December 9, 2021 at 12:33 pm #9751
MikhailModeratorHi,
The existing Export to DB module exports data when it comes from Communicator to Server application. If you can’t run export manually, share screenshots of your settings, and how you send an export command.
The fixed period mode will be supported in Rapid SCADA 6. It will support PostgreSQL archives out of the box.
January 21, 2022 at 7:03 am #9964zzz
ParticipantNot sure about PostgresSQL, but I tried TimescaleDB which is postgres based. The lesson I have learnt is that I should have use influxdb2 in the first place.
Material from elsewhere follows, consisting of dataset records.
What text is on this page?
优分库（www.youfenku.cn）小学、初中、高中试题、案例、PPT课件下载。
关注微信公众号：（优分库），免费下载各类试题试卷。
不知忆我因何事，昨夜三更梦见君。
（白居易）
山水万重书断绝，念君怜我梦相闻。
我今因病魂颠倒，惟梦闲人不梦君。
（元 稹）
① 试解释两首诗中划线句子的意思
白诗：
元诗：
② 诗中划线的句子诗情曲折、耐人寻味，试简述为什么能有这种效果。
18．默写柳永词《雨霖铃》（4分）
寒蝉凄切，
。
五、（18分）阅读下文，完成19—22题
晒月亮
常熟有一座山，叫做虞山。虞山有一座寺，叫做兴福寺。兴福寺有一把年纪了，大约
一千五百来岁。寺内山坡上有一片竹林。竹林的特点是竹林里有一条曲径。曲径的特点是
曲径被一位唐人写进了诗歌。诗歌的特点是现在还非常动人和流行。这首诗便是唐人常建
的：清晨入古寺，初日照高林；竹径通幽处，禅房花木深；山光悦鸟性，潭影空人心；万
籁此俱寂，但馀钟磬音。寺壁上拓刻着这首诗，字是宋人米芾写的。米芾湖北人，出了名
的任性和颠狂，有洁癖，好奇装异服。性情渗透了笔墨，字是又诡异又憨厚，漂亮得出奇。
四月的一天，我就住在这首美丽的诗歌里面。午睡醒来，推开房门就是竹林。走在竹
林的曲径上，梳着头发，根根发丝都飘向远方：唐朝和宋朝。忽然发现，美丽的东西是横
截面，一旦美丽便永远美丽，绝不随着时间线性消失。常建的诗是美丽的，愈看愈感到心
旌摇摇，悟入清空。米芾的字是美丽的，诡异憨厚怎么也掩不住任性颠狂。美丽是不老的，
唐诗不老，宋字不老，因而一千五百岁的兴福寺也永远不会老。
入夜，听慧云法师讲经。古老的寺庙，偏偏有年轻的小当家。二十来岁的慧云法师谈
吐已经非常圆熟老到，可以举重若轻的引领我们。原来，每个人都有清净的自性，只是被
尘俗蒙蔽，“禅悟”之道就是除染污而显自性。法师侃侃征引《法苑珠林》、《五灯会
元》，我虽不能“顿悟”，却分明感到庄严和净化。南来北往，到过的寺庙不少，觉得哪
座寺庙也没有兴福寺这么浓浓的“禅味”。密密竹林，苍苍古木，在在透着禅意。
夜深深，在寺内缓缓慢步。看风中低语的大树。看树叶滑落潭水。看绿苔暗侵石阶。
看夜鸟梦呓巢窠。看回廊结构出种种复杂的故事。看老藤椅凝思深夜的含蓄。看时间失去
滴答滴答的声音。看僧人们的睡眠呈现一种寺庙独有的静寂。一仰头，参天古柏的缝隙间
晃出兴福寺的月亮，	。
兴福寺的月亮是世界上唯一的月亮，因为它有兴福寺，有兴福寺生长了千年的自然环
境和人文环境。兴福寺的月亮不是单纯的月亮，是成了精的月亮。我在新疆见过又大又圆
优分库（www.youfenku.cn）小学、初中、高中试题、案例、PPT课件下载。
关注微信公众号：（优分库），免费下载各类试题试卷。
The timescaledb database exploded in size very quickly in 2 weeks (first sync all archive (600chs/30s, 1+year), then 600chs/5s live insertion left on for days), tried all compression tricks mentioned in doc (I re-created and re-imprted the data archive several times taking hours and hours just to make sure, I didn’t mis-operate), nothing helped much. The size droped
by2/3 when switched to influxdb2, and the increament in size also slowed down. After all data in RapidScada archive has been imporpted via socketapi into Influxdb2 the size is bigger than RS’s native format, but not so much – not at all, considering the tradeoff for the abiltiy to use the advanced timeseries analytic queries and customized downsampling.I use postgresql very often, I have nothing against it, This is just a friednly aheadsup for my wasted 1 week in dealing with this mess. Maybe a benchmark or some reasearch on scalablity on the setup will turn out to be benificial.
Timescaledb’s insertion speed is notably faster c.f. influxdb2 in my test. The query performance was initally on par after the db has the right partitioning, but performance decreases notably for some query when the size quicly become unmanagable…
January 21, 2022 at 11:57 am #9972
MikhailModeratorUseful experience. Thank you for sharing it.